Gracias a los paseos por el bosque y a la lectura de «The more of less» por Joshua Becker, (uno de los representantes del minimalismo, cuyo minimalismo blog te recomiendo: www.becomingaminimalist.com.) decidí quitarme mi reloj de pulsera.

En su libro, Joshua recomienda que hagas este ejercicio de desapego: «Voy a vivir sin______________ por 29 días», rellenando el hueco con cualquier cosa. En mi caso yo elegí vivir sin reloj y puedo decir que ha sido una de las decisiones más acertadas de mi vida.

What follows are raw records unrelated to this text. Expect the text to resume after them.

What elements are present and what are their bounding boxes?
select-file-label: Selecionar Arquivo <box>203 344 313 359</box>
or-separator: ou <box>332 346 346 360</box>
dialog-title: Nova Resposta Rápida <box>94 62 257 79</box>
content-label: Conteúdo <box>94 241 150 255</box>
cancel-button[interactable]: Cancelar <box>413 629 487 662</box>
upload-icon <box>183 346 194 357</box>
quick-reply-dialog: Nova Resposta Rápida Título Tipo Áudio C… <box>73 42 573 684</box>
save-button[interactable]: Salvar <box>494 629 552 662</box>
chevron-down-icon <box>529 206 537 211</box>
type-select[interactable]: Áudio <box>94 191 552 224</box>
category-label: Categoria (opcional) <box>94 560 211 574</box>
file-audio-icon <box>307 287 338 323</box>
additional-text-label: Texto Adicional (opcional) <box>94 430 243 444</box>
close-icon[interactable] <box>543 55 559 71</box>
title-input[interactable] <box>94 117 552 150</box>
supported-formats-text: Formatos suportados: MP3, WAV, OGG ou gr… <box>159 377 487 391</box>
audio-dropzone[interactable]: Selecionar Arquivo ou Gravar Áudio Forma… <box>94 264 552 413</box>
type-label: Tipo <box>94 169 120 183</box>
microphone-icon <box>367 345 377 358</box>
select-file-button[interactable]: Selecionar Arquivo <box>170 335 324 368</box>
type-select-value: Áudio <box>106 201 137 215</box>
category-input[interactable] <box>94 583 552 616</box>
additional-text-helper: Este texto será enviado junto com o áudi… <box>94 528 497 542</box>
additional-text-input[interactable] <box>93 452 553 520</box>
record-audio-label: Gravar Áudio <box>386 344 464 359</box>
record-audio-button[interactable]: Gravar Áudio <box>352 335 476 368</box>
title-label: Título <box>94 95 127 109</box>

Me di cuenta paseando por el bosque. Calculaba y medía a todo momento el tiempo, sin dejarme fluir y vivir el presente. Es cierto que necesito en muchas ocasiones del día, ver qué hora es, y es por eso que ahora tengo varias alarmas que me ayudan a gestionar mi tiempo.

El hecho de vivir sin reloj me está ayudando mucho, estoy más relajada y paradójicamente me cunde más el tiempo. 

Te recomiendo que veas este vídeo de Mariano: https://www.youtube.com/watch?v=6hSLfsUAlhE

Y por supuesto este escrito de un gran escritor argentino:

Julio Cortázar

Preámbulo a las instrucciones para dar cuerda al reloj

Piensa en esto: cuando te regalan un reloj te regalan un pequeño infierno florido, una cadena de rosas, un calabozo de aire. No te dan solamente el reloj, que los cumplas muy felices y esperamos que te dure porque es de buena marca, suizo con áncora de rubíes; no te regalan solamente ese menudo picapedrero que te atarás a la muñeca y pasearás contigo. Te regalan -no lo saben, lo terrible es que no lo saben-, te regalan un nuevo pedazo frágil y precario de ti mismo, algo que es tuyo pero no es tu cuerpo, que hay que atar a tu cuerpo con su correa como un bracito desesperado colgándose de tu muñeca. Te regalan la necesidad de darle cuerda todos los días, la obligación de darle cuerda para que siga siendo un reloj; te regalan la obsesión de atender a la hora exacta en las vitrinas de las joyerías, en el anuncio por la radio, en el servicio telefónico. Te regalan el miedo de perderlo, de que te lo roben, de que se te caiga al suelo y se rompa. Te regalan su marca, y la seguridad de que es una marca mejor que las otras, te regalan la tendencia de comparar tu reloj con los demás relojes. No te regalan un reloj, tú eres el regalado, a ti te ofrecen para el cumpleaños del reloj.